En el PP hay personas muy inteligentes que es imposible que desconocieran cuál sería la reacción, opino. No podemos pasar por alto que el mensaje de su precampaña -iniciada tras el anuncio de que Saldaña sería candidato, que no para de presenciar actos y de protagonizar la agenda informativa cada día- se fija en sacar pecho de ciudad. El mensaje va dirigido a esa ciudadanía local que se siente triste, desilusionada, que ve que ni el paro ni la deuda se van, que ven cómo sus servicios públicos son peores que los de años atrás. El PP está tratando de tomar el relevo de una de las mejores fórmulas electorales de la ciudad, la del orgullo jerezano que tan bien sabía aprovechar Pedro Pacheco.

Mamen Sánchez es, quizás, la única persona que desde su bastón de mando no ha inflamado esas tensiones entre Jerez y Cádiz. Incluso hubo algún conato entre Pelayo y Teófila Martínez cuando ambas eran alcaldesas y se lanzaron que si el aeropuerto debería ser el de Jerez-Cádiz y que si entonces el puerto de Cádiz debía ser… Poca cosa, pero Sánchez ha quedado fuera y eso es de difícil discusión.

Dice Carlos Pérez, de Ciudadanos, que Mamen Sánchez pasará por ser la alcaldesa que no hizo nada, que no ha tomado grandes decisiones. Acaso, su mayor inversión pública y mediática puede ser la recuperación de la plaza Belén con un Museo del Flamenco que a día de hoy la Junta no ha comprometido más allá de una rimbombante presentación, por lo que quizás el entorno se quede en plazoleta y cimientos.

La ciudadanía de Jerez busca una ilusión.

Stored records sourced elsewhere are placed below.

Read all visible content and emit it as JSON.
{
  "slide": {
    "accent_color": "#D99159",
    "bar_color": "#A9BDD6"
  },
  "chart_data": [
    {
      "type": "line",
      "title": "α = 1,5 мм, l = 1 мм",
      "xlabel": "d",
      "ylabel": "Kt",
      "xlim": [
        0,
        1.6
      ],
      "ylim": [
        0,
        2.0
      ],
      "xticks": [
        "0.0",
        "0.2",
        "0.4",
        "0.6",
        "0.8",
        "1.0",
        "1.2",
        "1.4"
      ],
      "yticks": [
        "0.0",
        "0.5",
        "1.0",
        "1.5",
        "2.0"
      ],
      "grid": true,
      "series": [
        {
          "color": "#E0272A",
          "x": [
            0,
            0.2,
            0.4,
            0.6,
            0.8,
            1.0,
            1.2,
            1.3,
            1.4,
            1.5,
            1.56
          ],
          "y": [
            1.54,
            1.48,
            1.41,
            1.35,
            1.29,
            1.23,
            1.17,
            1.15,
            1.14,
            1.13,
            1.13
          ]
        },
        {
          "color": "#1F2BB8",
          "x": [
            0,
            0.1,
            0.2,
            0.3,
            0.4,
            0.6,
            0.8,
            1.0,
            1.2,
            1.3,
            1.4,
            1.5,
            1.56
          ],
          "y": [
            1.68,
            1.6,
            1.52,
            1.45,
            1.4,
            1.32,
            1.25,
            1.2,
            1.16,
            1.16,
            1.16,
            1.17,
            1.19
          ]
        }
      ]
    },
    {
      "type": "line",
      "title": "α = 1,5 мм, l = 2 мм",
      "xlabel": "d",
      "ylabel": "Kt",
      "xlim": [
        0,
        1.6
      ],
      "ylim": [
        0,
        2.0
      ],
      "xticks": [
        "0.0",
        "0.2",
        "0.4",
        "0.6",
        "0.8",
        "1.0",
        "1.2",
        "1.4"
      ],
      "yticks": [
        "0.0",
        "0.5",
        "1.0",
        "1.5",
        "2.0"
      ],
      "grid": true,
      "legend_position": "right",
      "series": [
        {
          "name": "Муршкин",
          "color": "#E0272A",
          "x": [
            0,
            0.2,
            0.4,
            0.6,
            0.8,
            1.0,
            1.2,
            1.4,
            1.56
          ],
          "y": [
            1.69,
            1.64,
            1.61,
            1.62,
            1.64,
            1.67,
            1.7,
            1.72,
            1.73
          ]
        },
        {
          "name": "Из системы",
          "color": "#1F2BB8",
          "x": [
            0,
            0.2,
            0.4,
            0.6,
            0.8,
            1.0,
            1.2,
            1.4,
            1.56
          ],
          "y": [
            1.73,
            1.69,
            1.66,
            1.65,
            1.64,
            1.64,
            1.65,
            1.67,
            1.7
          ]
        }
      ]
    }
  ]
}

Saldaña se lo quiere dar, aunque sepa que escuece fuera y que en Cádiz incluso puede dañar su marca, con un candidato de perfil bajo y que será flanqueado en las elecciones por dos líderes jerezanos como son Agustín Muñoz, subdelegado del Gobierno, y Antonio Sanz, delegado del Gobierno.

A día de hoy, lo sensato parece promover un impulso de regeneración, y sobre servicios públicos, hablar de autobuses nuevos, de que mejorará la limpieza, de que se va a crear empleo. Lo de Jerez CaPPital es una pulsión en el irracional y visceral del jerezanismo. Es un guiñito, en el que yo no he dicho que Jerez deba ser la capital y que ‘Cai é un pueblo de Jeré’ pero mira cómo te guiño el ojito. A dos bandas. Un arma de doble filo para el PP si le resta Cádiz, en la que, sin que nadie se sienta herido en su orgullo, es la única capital que tiene esta provincia.

Muchos leerán Jerez CaPPital, muchos que verán la marquesina en la parada del bus y que no han leído un periódico local en cuatro años, y con ese lema en mente podrían ir a votar. Es el contexto de Jerez, el de generar una nueva ilusión, el de reunir en dos palabras que quieres que las cosas mejoren. A nivel electoral local, una camapaña muy inteligente. Pero, a fin de cuentas, electoralismo porque se dirige no sólo a quien necesita esa ilusión, sino también a un irracional iluso de sacar pecho ante una Cádiz adversaria.

Por todo ello, Jerez CaPPital es, en mi humilde y respetuosa opinión, una lema inteligente, hostil y populista. Todo a la vez.